The big story of the moment is the fall from grace of Glencore. I have to admit to being one of those who – at the time of the flotation – firmly believed that the share price would by now have been substantially above its opening level. Instead, illustrating that Glasenberg and his cohorts were in fact perhaps good judges of the top of a market, there’s been an accelerating drop in the value of the company, only halted this week by a recovery at least partly predicated on ‘takeover prospects’. Surely it can’t just be me who has difficulty in seeing Glencore as the target rather than the aggressor in such a discussion; but that’s how it is in today’s world. The other mining majors have all seen substantial falls as well.

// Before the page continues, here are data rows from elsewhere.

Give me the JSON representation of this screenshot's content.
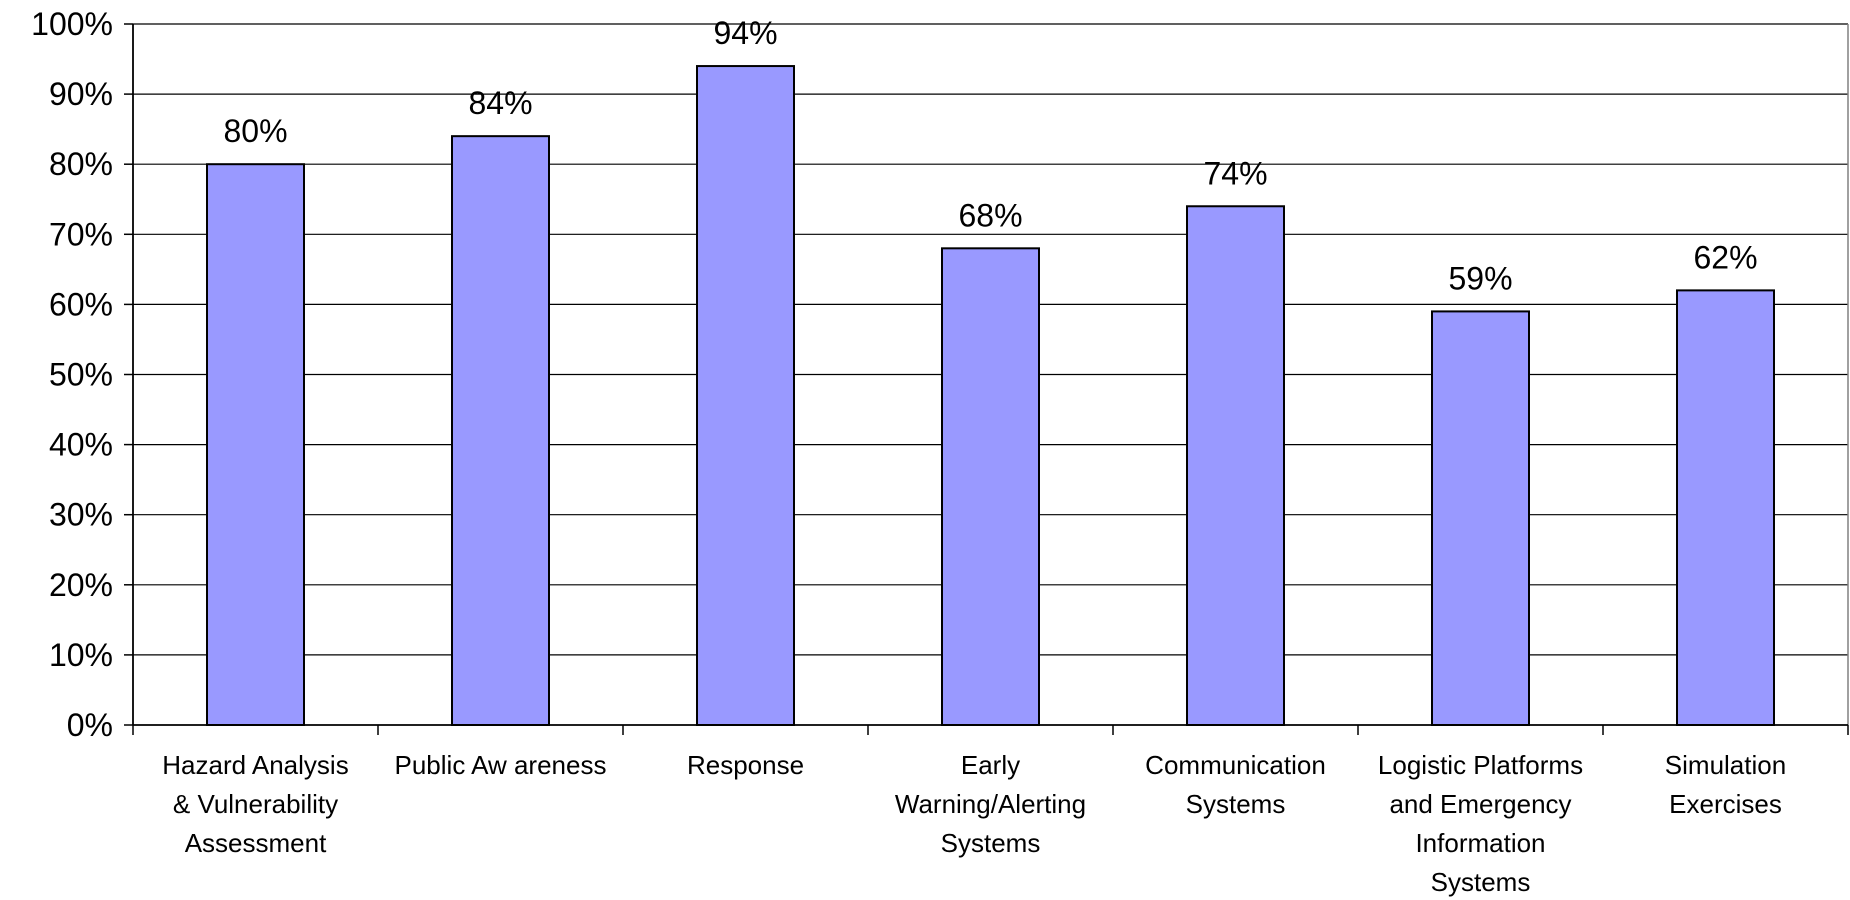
{
  "chart_data": {
    "type": "bar",
    "categories": [
      [
        "Hazard Analysis",
        "& Vulnerability",
        "Assessment"
      ],
      [
        "Public Aw areness"
      ],
      [
        "Response"
      ],
      [
        "Early",
        "Warning/Alerting",
        "Systems"
      ],
      [
        "Communication",
        "Systems"
      ],
      [
        "Logistic Platforms",
        "and Emergency",
        "Information",
        "Systems"
      ],
      [
        "Simulation",
        "Exercises"
      ]
    ],
    "values": [
      80,
      84,
      94,
      68,
      74,
      59,
      62
    ],
    "data_labels": [
      "80%",
      "84%",
      "94%",
      "68%",
      "74%",
      "59%",
      "62%"
    ],
    "ylim": [
      0,
      100
    ],
    "yticks": [
      0,
      10,
      20,
      30,
      40,
      50,
      60,
      70,
      80,
      90,
      100
    ],
    "ytick_labels": [
      "0%",
      "10%",
      "20%",
      "30%",
      "40%",
      "50%",
      "60%",
      "70%",
      "80%",
      "90%",
      "100%"
    ],
    "grid": true,
    "legend": "none",
    "colors": {
      "bar_fill": "#9999ff",
      "bar_stroke": "#000000",
      "grid": "#000000"
    },
    "title": "",
    "xlabel": "",
    "ylabel": ""
  }
}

Meantime, Mick Davis sits in his SW1 eerie with a pocket full of cash, ‘waiting for the right opportunity’. Does Glencore – or at least a slug of the assets – represent that opportunity? You could argue that the timing is perfect, with Glencore bombed out. But, and it’s an important but, the way the market is now, surely the covetable assets are those at the bottom of the cost curve, and that doesn’t altogether apply to much of Glencore’s portfolio. So although that story looks attractive on the surface (and, to be frank, one would guess that some of the Davis investors may have reached the stage where they would really quite like to see some action with their investment), it may well be that the balance of probability weighs against it, however appealing the symmetry of such a deal would appear.

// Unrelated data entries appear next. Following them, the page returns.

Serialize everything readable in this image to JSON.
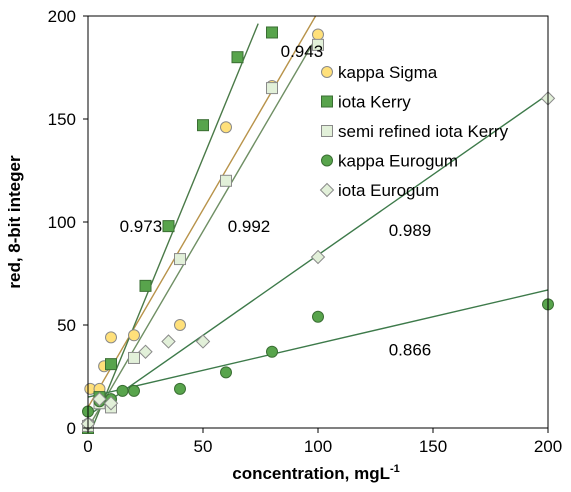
{
  "chart_data": {
    "type": "scatter",
    "title": "",
    "xlabel": "concentration, mgL",
    "xlabel_sup": "-1",
    "ylabel": "red, 8-bit integer",
    "xlim": [
      0,
      200
    ],
    "ylim": [
      0,
      200
    ],
    "x_ticks": [
      "0",
      "50",
      "100",
      "150",
      "200"
    ],
    "y_ticks": [
      "0",
      "50",
      "100",
      "150",
      "200"
    ],
    "grid": false,
    "legend_position": "top-right",
    "series": [
      {
        "name": "kappa Sigma",
        "marker": "circle",
        "fill": "#ffe07a",
        "stroke": "#8a8a8a",
        "trend_color": "#b8934a",
        "points": [
          [
            0,
            2
          ],
          [
            1,
            19
          ],
          [
            5,
            19
          ],
          [
            7,
            30
          ],
          [
            10,
            44
          ],
          [
            20,
            45
          ],
          [
            40,
            50
          ],
          [
            60,
            146
          ],
          [
            80,
            166
          ],
          [
            100,
            191
          ]
        ],
        "trendline": {
          "slope": 1.92,
          "intercept": 10,
          "x_range": [
            0,
            100
          ]
        }
      },
      {
        "name": "iota Kerry",
        "marker": "square",
        "fill": "#58a44c",
        "stroke": "#3a6e33",
        "trend_color": "#4a7a48",
        "points": [
          [
            0,
            0
          ],
          [
            5,
            15
          ],
          [
            10,
            31
          ],
          [
            25,
            69
          ],
          [
            35,
            98
          ],
          [
            50,
            147
          ],
          [
            65,
            180
          ],
          [
            80,
            192
          ]
        ],
        "trendline": {
          "slope": 2.72,
          "intercept": -5,
          "x_range": [
            0,
            74
          ]
        }
      },
      {
        "name": "semi refined iota Kerry",
        "marker": "square",
        "fill": "#e2f0d9",
        "stroke": "#8a8a8a",
        "trend_color": "#6f8f64",
        "points": [
          [
            0,
            1
          ],
          [
            5,
            12
          ],
          [
            10,
            10
          ],
          [
            20,
            34
          ],
          [
            40,
            82
          ],
          [
            60,
            120
          ],
          [
            80,
            165
          ],
          [
            100,
            186
          ]
        ],
        "trendline": {
          "slope": 1.91,
          "intercept": 0,
          "x_range": [
            0,
            100
          ]
        }
      },
      {
        "name": "kappa Eurogum",
        "marker": "circle",
        "fill": "#58a44c",
        "stroke": "#3a6e33",
        "trend_color": "#3d7a4a",
        "points": [
          [
            0,
            8
          ],
          [
            5,
            13
          ],
          [
            10,
            14
          ],
          [
            15,
            18
          ],
          [
            20,
            18
          ],
          [
            40,
            19
          ],
          [
            60,
            27
          ],
          [
            80,
            37
          ],
          [
            100,
            54
          ],
          [
            200,
            60
          ]
        ],
        "trendline": {
          "slope": 0.26,
          "intercept": 15,
          "x_range": [
            0,
            200
          ]
        }
      },
      {
        "name": "iota Eurogum",
        "marker": "diamond",
        "fill": "#e2f0d9",
        "stroke": "#8a8a8a",
        "trend_color": "#3d7a4a",
        "points": [
          [
            0,
            2
          ],
          [
            5,
            14
          ],
          [
            10,
            12
          ],
          [
            25,
            37
          ],
          [
            35,
            42
          ],
          [
            50,
            42
          ],
          [
            100,
            83
          ],
          [
            200,
            160
          ]
        ],
        "trendline": {
          "slope": 0.78,
          "intercept": 6,
          "x_range": [
            0,
            200
          ]
        }
      }
    ],
    "annotations": [
      {
        "text": "0.943",
        "x": 93,
        "y": 183
      },
      {
        "text": "0.973",
        "x": 23,
        "y": 98
      },
      {
        "text": "0.992",
        "x": 70,
        "y": 98
      },
      {
        "text": "0.989",
        "x": 140,
        "y": 96
      },
      {
        "text": "0.866",
        "x": 140,
        "y": 38
      }
    ]
  }
}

China’s slowdown is probably at the heart of the problems now stacked in front of the resource industry. The strength of the power of suggestion rules here, because China is actually still growing; just at a slower rate than had been predicted by the army of analysts. Who, incidentally, have been making the same error of over-optimism for years. So when growth turns out to be lower than predicted, that has significant effects on the supply/demand balance. At the same time, monetary policy in various countries has conspired to help find a home for excess production of metal which in a more rational world would have been cut after demand began to fall some few years ago. Less demand than anticipated in a market that is over-supplied – that’s why the prices are softening. And softening commodity prices are the pressure behind falling equity prices.

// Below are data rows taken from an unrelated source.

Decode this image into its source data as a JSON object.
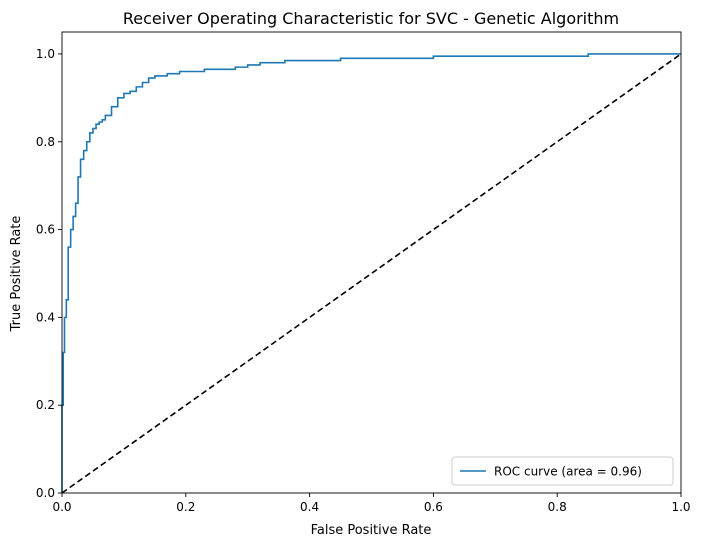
{
  "chart_data": {
    "type": "line",
    "title": "Receiver Operating Characteristic for SVC - Genetic Algorithm",
    "xlabel": "False Positive Rate",
    "ylabel": "True Positive Rate",
    "xlim": [
      0.0,
      1.0
    ],
    "ylim": [
      0.0,
      1.05
    ],
    "x_ticks": [
      0.0,
      0.2,
      0.4,
      0.6,
      0.8,
      1.0
    ],
    "y_ticks": [
      0.0,
      0.2,
      0.4,
      0.6,
      0.8,
      1.0
    ],
    "x_tick_labels": [
      "0.0",
      "0.2",
      "0.4",
      "0.6",
      "0.8",
      "1.0"
    ],
    "y_tick_labels": [
      "0.0",
      "0.2",
      "0.4",
      "0.6",
      "0.8",
      "1.0"
    ],
    "grid": false,
    "legend_position": "lower-right",
    "series": [
      {
        "name": "ROC curve (area = 0.96)",
        "color": "#1f77b4",
        "line_style": "solid",
        "x": [
          0.0,
          0.0,
          0.002,
          0.002,
          0.004,
          0.004,
          0.007,
          0.007,
          0.01,
          0.01,
          0.014,
          0.014,
          0.018,
          0.018,
          0.022,
          0.022,
          0.026,
          0.026,
          0.03,
          0.03,
          0.035,
          0.035,
          0.04,
          0.04,
          0.045,
          0.045,
          0.05,
          0.05,
          0.055,
          0.055,
          0.06,
          0.06,
          0.065,
          0.065,
          0.07,
          0.07,
          0.08,
          0.08,
          0.09,
          0.09,
          0.1,
          0.1,
          0.11,
          0.11,
          0.12,
          0.12,
          0.13,
          0.13,
          0.14,
          0.14,
          0.15,
          0.15,
          0.17,
          0.17,
          0.19,
          0.19,
          0.23,
          0.23,
          0.28,
          0.28,
          0.3,
          0.3,
          0.32,
          0.32,
          0.36,
          0.36,
          0.45,
          0.45,
          0.6,
          0.6,
          0.85,
          0.85,
          1.0
        ],
        "y": [
          0.0,
          0.2,
          0.2,
          0.32,
          0.32,
          0.4,
          0.4,
          0.44,
          0.44,
          0.56,
          0.56,
          0.6,
          0.6,
          0.63,
          0.63,
          0.66,
          0.66,
          0.72,
          0.72,
          0.76,
          0.76,
          0.78,
          0.78,
          0.8,
          0.8,
          0.82,
          0.82,
          0.83,
          0.83,
          0.84,
          0.84,
          0.845,
          0.845,
          0.85,
          0.85,
          0.86,
          0.86,
          0.88,
          0.88,
          0.9,
          0.9,
          0.91,
          0.91,
          0.915,
          0.915,
          0.925,
          0.925,
          0.935,
          0.935,
          0.945,
          0.945,
          0.95,
          0.95,
          0.955,
          0.955,
          0.96,
          0.96,
          0.965,
          0.965,
          0.97,
          0.97,
          0.975,
          0.975,
          0.98,
          0.98,
          0.985,
          0.985,
          0.99,
          0.99,
          0.995,
          0.995,
          1.0,
          1.0
        ]
      },
      {
        "color": "#000000",
        "line_style": "dashed",
        "x": [
          0.0,
          1.0
        ],
        "y": [
          0.0,
          1.0
        ]
      }
    ]
  }
}
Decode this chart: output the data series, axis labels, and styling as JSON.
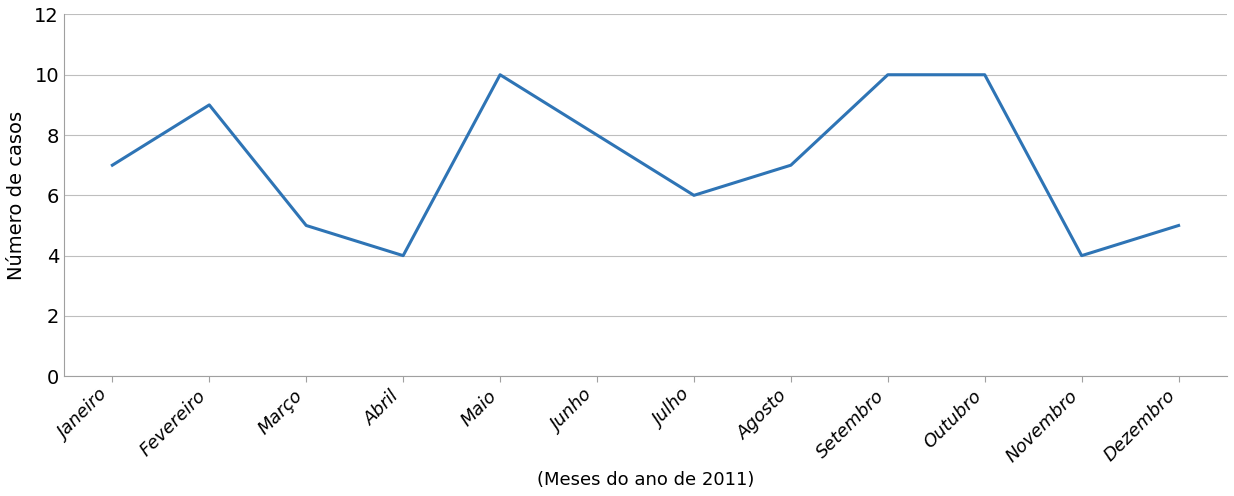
{
  "months": [
    "Janeiro",
    "Fevereiro",
    "Março",
    "Abril",
    "Maio",
    "Junho",
    "Julho",
    "Agosto",
    "Setembro",
    "Outubro",
    "Novembro",
    "Dezembro"
  ],
  "values": [
    7,
    9,
    5,
    4,
    10,
    8,
    6,
    7,
    10,
    10,
    4,
    5
  ],
  "line_color": "#2E74B5",
  "line_width": 2.2,
  "ylabel": "Número de casos",
  "xlabel": "(Meses do ano de 2011)",
  "ylim": [
    0,
    12
  ],
  "yticks": [
    0,
    2,
    4,
    6,
    8,
    10,
    12
  ],
  "background_color": "#ffffff",
  "grid_color": "#bebebe",
  "ylabel_fontsize": 14,
  "xlabel_fontsize": 13,
  "tick_fontsize": 13,
  "ytick_fontsize": 14
}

Platinum group metals are not traditionally part of the LME, but it’s very difficult to ignore the Volkswagen story. That deals a heavy blow to platinum (while potentially encouraging greater palladium use), and that in turn is another weight on the mining industry.
And Less Obvious…
Those are the surface issues, the ones that are very obvious and visible. There’s something else, perhaps less obvious, going on as well though. Banks lend money to commodity companies to enable the trades to be made. That can be in the form of plain loans, L/Cs, structured derivative transactions or other exotica. In good times, those loans tend – to a large percentage – to be syndicated out to other banks, which has the beneficial effect of spreading and diffusing the risk. I understand that that business, right now, is far more sticky, as a result of ratings, interest rate levels and counterparty risk concerns. Those trying to sell on the percentage of loans they don’t want to keep are finding buyers thinner on the ground than they would like and they are therefore being obliged to hold more of this paper than they may ideally wish. That means – I would suggest – that there may be an unhealthy concentration of risk building within those banks who have traditionally large commodity businesses. The ‘too big to fail’ mantra is probably not appropriate for commodity companies – after all, if they are miners, the underlying product doesn’t disappear, and if they are traders, well, they tend not to be of that kind of size – but these are worrying signs in a market that still doesn’t seem to have reached the bottom.
We all know it’s a cyclical business, and it will turn up at some point; nevertheless, although the attendance may be good, these looming shadows may exercise a lot of minds this LME week.